//面试题26：树的子结构

bool HasSubTree(BinaryTreeNode* pRoot1,BinaryTreeNode* pRoot2)

{

bool result=false;

if(pRoot1!=nullptr&&pRoot2!=nullptr)

{

if(Equal(pRoot1->m_dbValue,pRoot->m_dbValue))

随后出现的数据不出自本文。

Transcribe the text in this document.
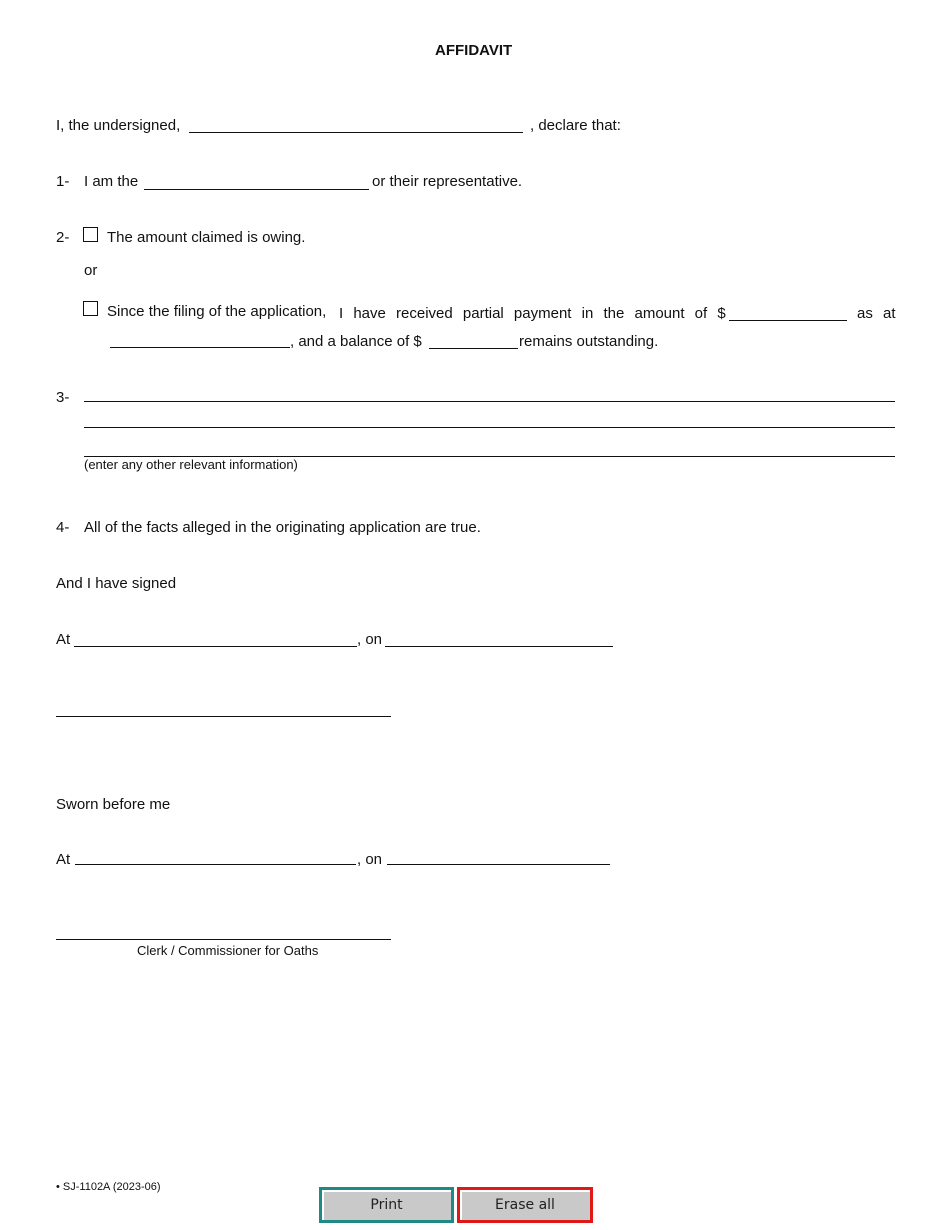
AFFIDAVIT
I, the undersigned,	, declare that:
1- I am the	or their representative.
2-	The amount claimed is owing.
or
Since the filing of the application, I have received partial payment in the amount of $	as at
, and a balance of $	remains outstanding.
3-
(enter any other relevant information)
4- All of the facts alleged in the originating application are true.
And I have signed
At	, on
Sworn before me
At	, on
Clerk / Commissioner for Oaths
• SJ-1102A (2023-06)
Print	Erase all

result=DosTree1HaveTree2(pRoot1,pRoot2);

if(!result)

result=HasSubtree(pRoot1->m_pLeft,pRoot2);

if(!result)

result=HasSubtree(pRoot1->m_pRight,pRoot2);

}

return result;

}

bool DoesTree1HaveTree(BinaryTreeNode* pRoot1,BinaryTreeNode* pRoot2)

{

if(pRoot2==nullptr) return false;

if(pRoot1==nullptr) return false;

if(!Equal(pRoot1->m_dbValue,pRoot2->m_dbValue))

return false;

return DoesTree1HaveTree(pRoot1->m_pLeft,pRoot2->m_pLeft)&&DoesTree1HaveTree(pRoot1->m_pRight,pRoot2->m_pRight);

}

bool Equal(double num1,double num2)

{

if((num1-num2>-0.0000001) && (num1-num2<0.0000001))

return true;

else

return false;

}